Decades later, I think about those words, especially when I open our credit card statement. Stuff. And more stuff. A cornucopia of swoon! Yes, we are blessed. But after I say my prayers at night, counting those blessings (literally counting them) I often recall my father’s words and shudder. For the genie is out of the bottle. And while he may grant wishes they are never given freely.
Yet, I also know:
Some day not too far from now my house will belong to another family, as all houses will. Our girls will be women. Our many things will have been rid of – perhaps at an estate sale. How classy is that? Flocks of young couples will pick through our belongings like carrion birds, eyes full of hunger at such prized possessions. They will gorge themselves. And I will smile and say to my wife: “honey, it’s their turn now.”
Has anyone read The Paradox of Choice (Why More is Less) by Barry Schwartz? I started it the other day. His premise that our “culture of abundance robs us of satisfaction” captivated me. Deep down I’ve always felt –in spite of being a capitalist and an ad man- that having too many choices makes life chaotic. Mine anyway. Here was a book espousing the same idea!
The pressure to keep up is real. In high school and college we are given a syllabus: a defined and finite list of books we had to read. For most of us that was all we could handle.
Upon graduation, we create our own reading list –presuming we still read. I certainly do. However, I also love movies. I make it a point to see every best picture nominee in the Academy Awards. Recently, Oscar expanded that list to what, nine? How am I supposed to see all these films (not to mention the genre pictures I adore) and finish that book I just started?
It would help if I got off the damn computer…
Ah, the computer. Like many of us, I’m hopelessly addicted to the Internet. The trade blogs, the film blogs, the book blogs, and all those I-can’t-believe they’ve-got-a-site sites. Nothing says choice like the Information Superhighway. Damn you Al Gore for enriching my life! Damn you, Apple computers, for creating such glorious shiny, silver hardware.

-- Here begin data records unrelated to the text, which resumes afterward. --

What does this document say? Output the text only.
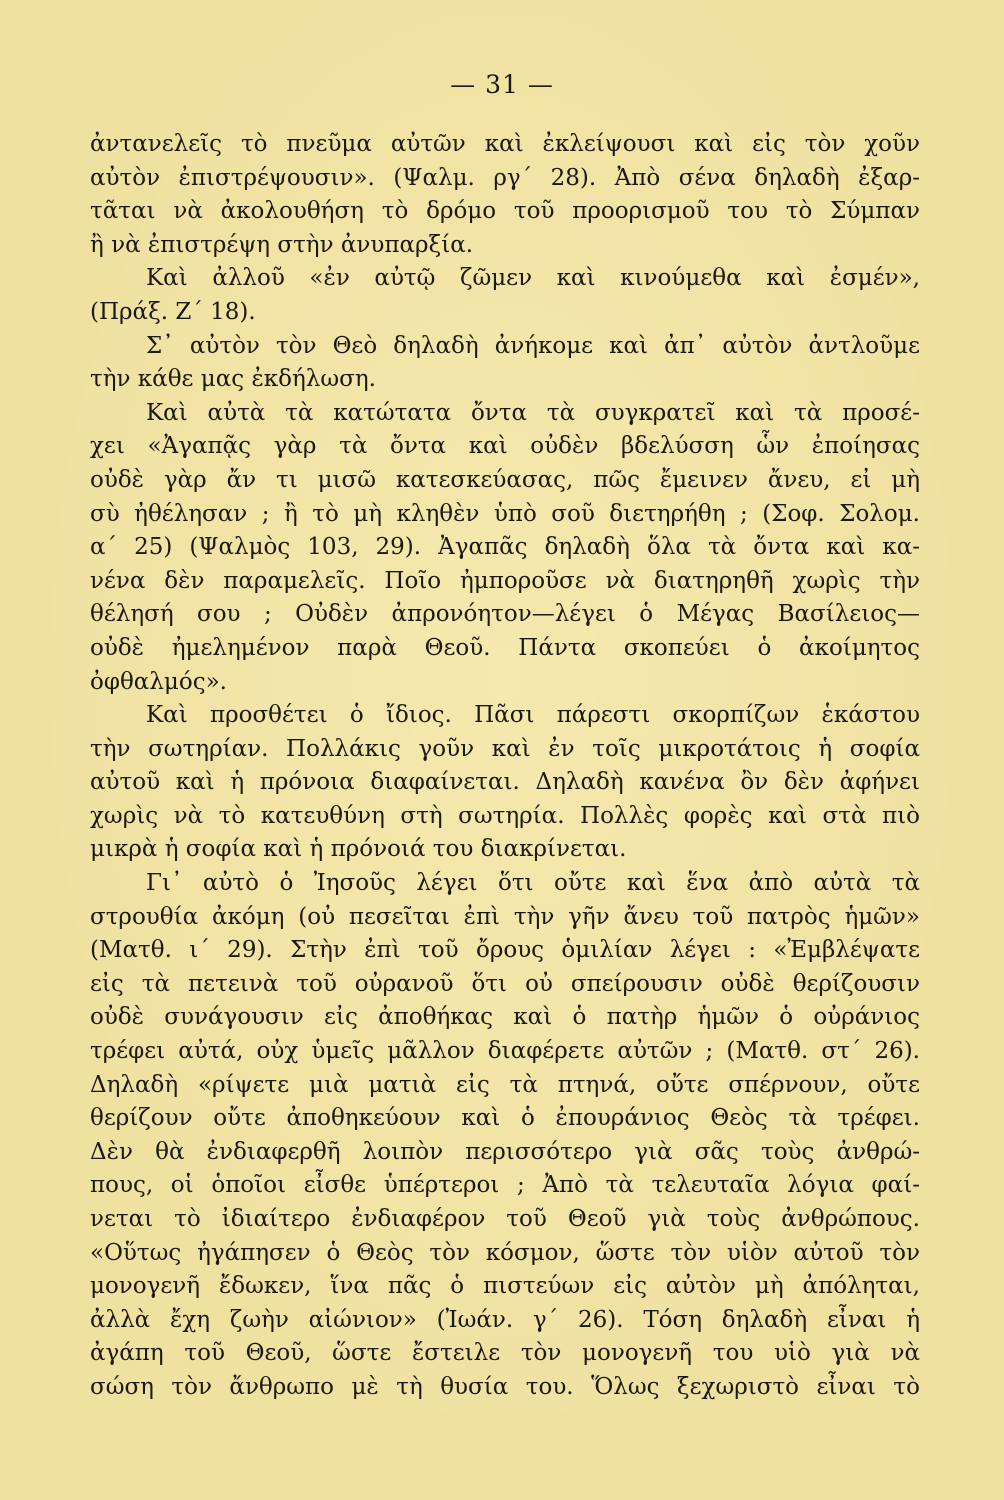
— 31 —
ἀντανελεῖς τὸ πνεῦμα αὐτῶν καὶ ἐκλείψουσι καὶ εἰς τὸν χοῦν
αὐτὸν ἐπιστρέψουσιν». (Ψαλμ. ργ΄ 28). Ἀπὸ σένα δηλαδὴ ἐξαρ-
τᾶται νὰ ἀκολουθήση τὸ δρόμο τοῦ προορισμοῦ του τὸ Σύμπαν
ἢ νὰ ἐπιστρέψη στὴν ἀνυπαρξία.
Καὶ ἀλλοῦ «ἐν αὐτῷ ζῶμεν καὶ κινούμεθα καὶ ἐσμέν»,
(Πράξ. Ζ΄ 18).
Σ᾽ αὐτὸν τὸν Θεὸ δηλαδὴ ἀνήκομε καὶ ἀπ᾽ αὐτὸν ἀντλοῦμε
τὴν κάθε μας ἐκδήλωση.
Καὶ αὐτὰ τὰ κατώτατα ὄντα τὰ συγκρατεῖ καὶ τὰ προσέ-
χει «Ἀγαπᾷς γὰρ τὰ ὄντα καὶ οὐδὲν βδελύσση ὧν ἐποίησας
οὐδὲ γὰρ ἄν τι μισῶ κατεσκεύασας, πῶς ἔμεινεν ἄνευ, εἰ μὴ
σὺ ἠθέλησαν ; ἢ τὸ μὴ κληθὲν ὑπὸ σοῦ διετηρήθη ; (Σοφ. Σολομ.
α΄ 25) (Ψαλμὸς 103, 29). Ἀγαπᾶς δηλαδὴ ὅλα τὰ ὄντα καὶ κα-
νένα δὲν παραμελεῖς. Ποῖο ἠμποροῦσε νὰ διατηρηθῆ χωρὶς τὴν
θέλησή σου ; Οὐδὲν ἀπρονόητον—λέγει ὁ Μέγας Βασίλειος—
οὐδὲ ἠμελημένον παρὰ Θεοῦ. Πάντα σκοπεύει ὁ ἀκοίμητος
ὀφθαλμός».
Καὶ προσθέτει ὁ ἴδιος. Πᾶσι πάρεστι σκορπίζων ἑκάστου
τὴν σωτηρίαν. Πολλάκις γοῦν καὶ ἐν τοῖς μικροτάτοις ἡ σοφία
αὐτοῦ καὶ ἡ πρόνοια διαφαίνεται. Δηλαδὴ κανένα ὂν δὲν ἀφήνει
χωρὶς νὰ τὸ κατευθύνη στὴ σωτηρία. Πολλὲς φορὲς καὶ στὰ πιὸ
μικρὰ ἡ σοφία καὶ ἡ πρόνοιά του διακρίνεται.
Γι᾽ αὐτὸ ὁ Ἰησοῦς λέγει ὅτι οὔτε καὶ ἕνα ἀπὸ αὐτὰ τὰ
στρουθία ἀκόμη (οὐ πεσεῖται ἐπὶ τὴν γῆν ἄνευ τοῦ πατρὸς ἡμῶν»
(Ματθ. ι΄ 29). Στὴν ἐπὶ τοῦ ὄρους ὁμιλίαν λέγει : «Ἐμβλέψατε
εἰς τὰ πετεινὰ τοῦ οὐρανοῦ ὅτι οὐ σπείρουσιν οὐδὲ θερίζουσιν
οὐδὲ συνάγουσιν εἰς ἀποθήκας καὶ ὁ πατὴρ ἡμῶν ὁ οὐράνιος
τρέφει αὐτά, οὐχ ὑμεῖς μᾶλλον διαφέρετε αὐτῶν ; (Ματθ. στ΄ 26).
Δηλαδὴ «ρίψετε μιὰ ματιὰ εἰς τὰ πτηνά, οὔτε σπέρνουν, οὔτε
θερίζουν οὔτε ἀποθηκεύουν καὶ ὁ ἐπουράνιος Θεὸς τὰ τρέφει.
Δὲν θὰ ἐνδιαφερθῆ λοιπὸν περισσότερο γιὰ σᾶς τοὺς ἀνθρώ-
πους, οἱ ὁποῖοι εἶσθε ὑπέρτεροι ; Ἀπὸ τὰ τελευταῖα λόγια φαί-
νεται τὸ ἰδιαίτερο ἐνδιαφέρον τοῦ Θεοῦ γιὰ τοὺς ἀνθρώπους.
«Οὕτως ἠγάπησεν ὁ Θεὸς τὸν κόσμον, ὥστε τὸν υἱὸν αὐτοῦ τὸν
μονογενῆ ἔδωκεν, ἵνα πᾶς ὁ πιστεύων εἰς αὐτὸν μὴ ἀπόληται,
ἀλλὰ ἔχη ζωὴν αἰώνιον» (Ἰωάν. γ΄ 26). Τόση δηλαδὴ εἶναι ἡ
ἀγάπη τοῦ Θεοῦ, ὥστε ἔστειλε τὸν μονογενῆ του υἱὸ γιὰ νὰ
σώση τὸν ἄνθρωπο μὲ τὴ θυσία του. Ὅλως ξεχωριστὸ εἶναι τὸ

On my devices I sail down the Amazon. There I can get anything I want -fast, cheap, easy. Do you like Ebay or are you a Craigslist guy? Perhaps there’s another etailer you prefer more – one that really knows you and what you like.

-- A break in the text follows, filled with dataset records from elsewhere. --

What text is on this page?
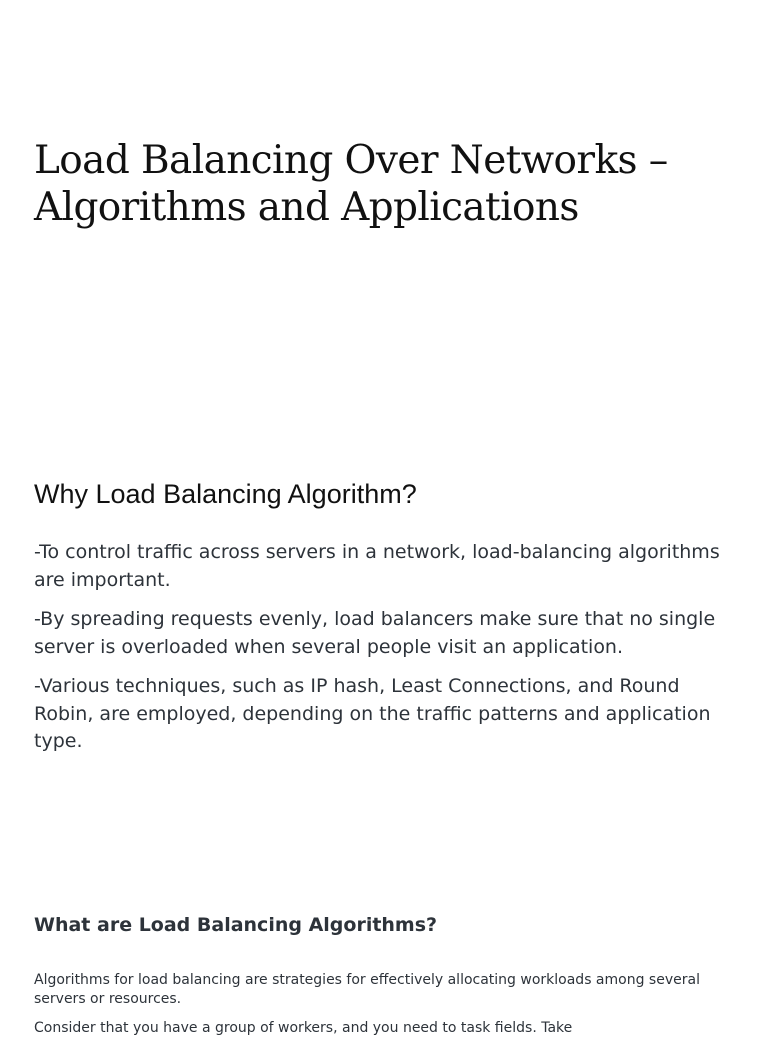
Load Balancing Over Networks – Algorithms and Applications
Why Load Balancing Algorithm?

-To control traffic across servers in a network, load-balancing algorithms are important.

-By spreading requests evenly, load balancers make sure that no single server is overloaded when several people visit an application.

-Various techniques, such as IP hash, Least Connections, and Round Robin, are employed, depending on the traffic patterns and application type.

What are Load Balancing Algorithms?

Algorithms for load balancing are strategies for effectively allocating workloads among several servers or resources.

Consider that you have a group of workers, and you need to task fields. Take
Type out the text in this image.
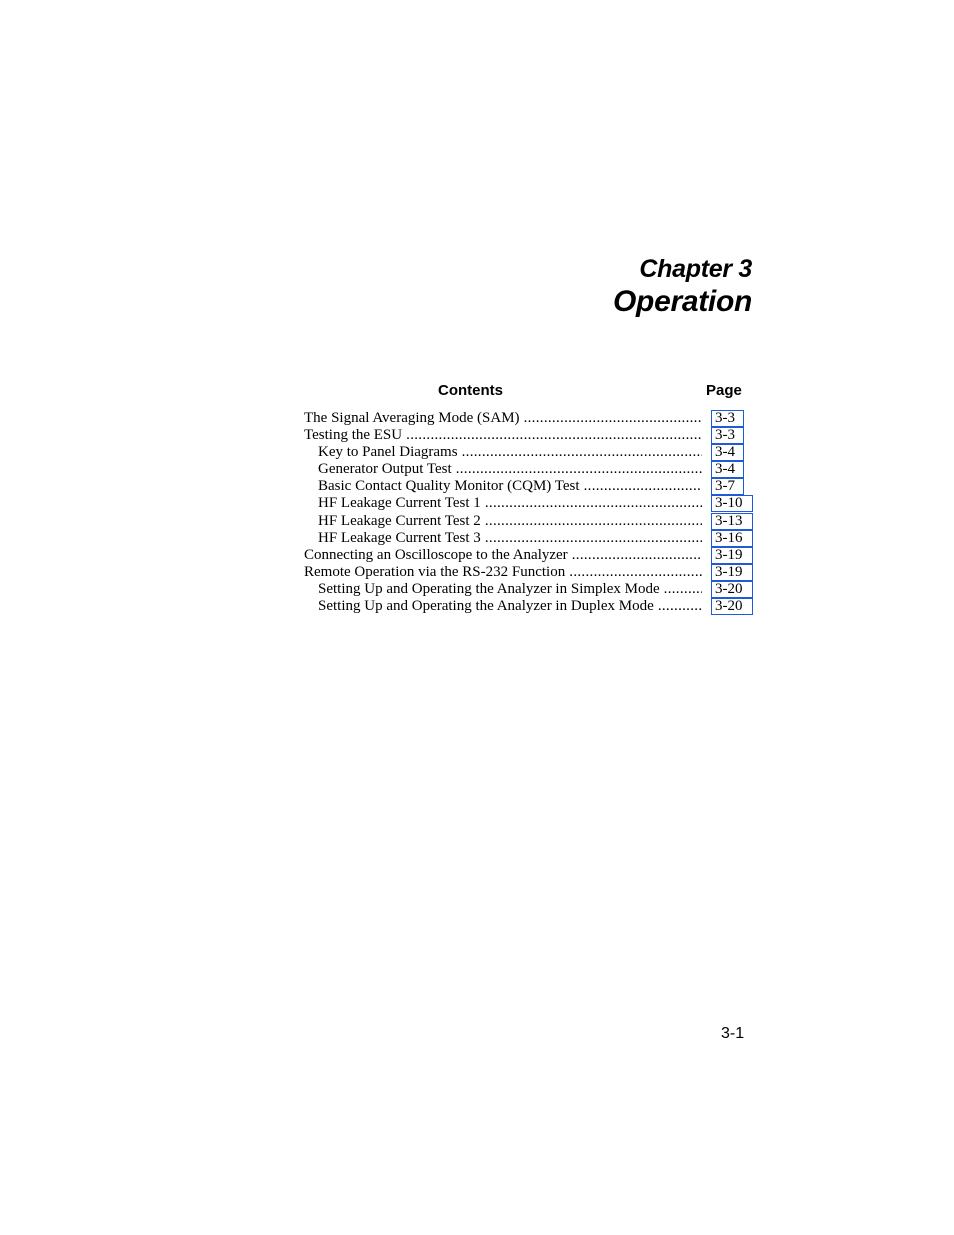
Chapter 3
Operation
Contents	Page
The Signal Averaging Mode (SAM) .....	3-3
Testing the ESU .....	3-3
Key to Panel Diagrams .....	3-4
Generator Output Test .....	3-4
Basic Contact Quality Monitor (CQM) Test .....	3-7
HF Leakage Current Test 1 .....	3-10
HF Leakage Current Test 2 .....	3-13
HF Leakage Current Test 3 .....	3-16
Connecting an Oscilloscope to the Analyzer .....	3-19
Remote Operation via the RS-232 Function .....	3-19
Setting Up and Operating the Analyzer in Simplex Mode .....	3-20
Setting Up and Operating the Analyzer in Duplex Mode .....	3-20
3-1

Am I missing anything? That’s the big question, isn’t it? Am I missing anything? The answer is yes. And that makes me nervous. Irritable. Discontent. It’s sort of like New Year’s Eve. No matter which party I chose I was missing another far better one.
But we prefer having choices, right? Sometimes I wonder. I’m relieved when a restaurant has only three dishes on its menu. The chef has chosen for me. Picking one of his specials is a no-lose situation. It’s even relaxing and enjoyable, which, come to think of it, is the whole point to going out for dinner.

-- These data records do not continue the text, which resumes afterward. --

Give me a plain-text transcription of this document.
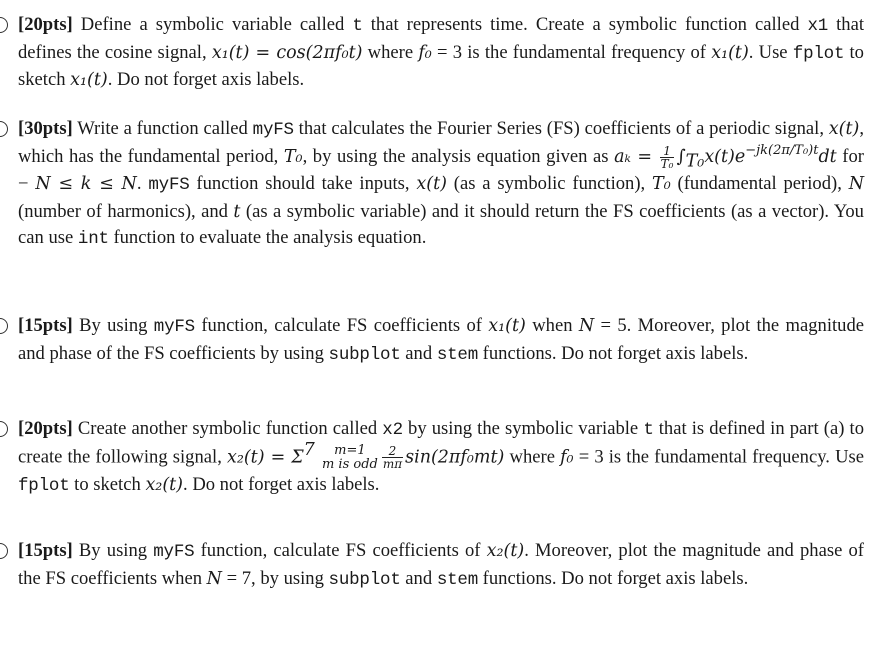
[20pts] Define a symbolic variable called t that represents time. Create a symbolic function called x1 that defines the cosine signal, x₁(t) = cos(2πf₀t) where f₀ = 3 is the fundamental frequency of x₁(t). Use fplot to sketch x₁(t). Do not forget axis labels.
[30pts] Write a function called myFS that calculates the Fourier Series (FS) coefficients of a periodic signal, x(t), which has the fundamental period, T₀, by using the analysis equation given as $a_k = \frac{1}{\text{T₀}} \int_{T_0}x(t)e^{-jk(2\pi/T_0)t}dt$ for − N ≤ k ≤ N. myFS function should take inputs, x(t) (as a symbolic function), T₀ (fundamental period), N (number of harmonics), and t (as a symbolic variable) and it should return the FS coefficients (as a vector). You can use int function to evaluate the analysis equation.
[15pts] By using myFS function, calculate FS coefficients of x₁(t) when N = 5. Moreover, plot the magnitude and phase of the FS coefficients by using subplot and stem functions. Do not forget axis labels.
[20pts] Create another symbolic function called x2 by using the symbolic variable t that is defined in part (a) to create the following signal, $x_2(t) = \Sigma^7$	m=1
m is odd $\frac{2}{m\pi} \sin(2\pi f_0mt)$ where f₀ = 3 is the fundamental frequency. Use fplot to sketch x₂(t). Do not forget axis labels.
[15pts] By using myFS function, calculate FS coefficients of x₂(t). Moreover, plot the magnitude and phase of the FS coefficients when N = 7, by using subplot and stem functions. Do not forget axis labels.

Schwartz opens his book by recounting a visit to the Gap to buy blue jeans. Instead of merely having to find his size, which is daunting enough, he is faced with myriad styles to choose from: boot cut, relaxed fit, skinny, distressed, button fly or zipper. Black, brown, white or blue. And so on.
He wanted jeans. Not choices. What should have been a simple task became complicated, even fraught with peril. Yes, freedom of choice is the American Dream. But is it turning into a nightmare?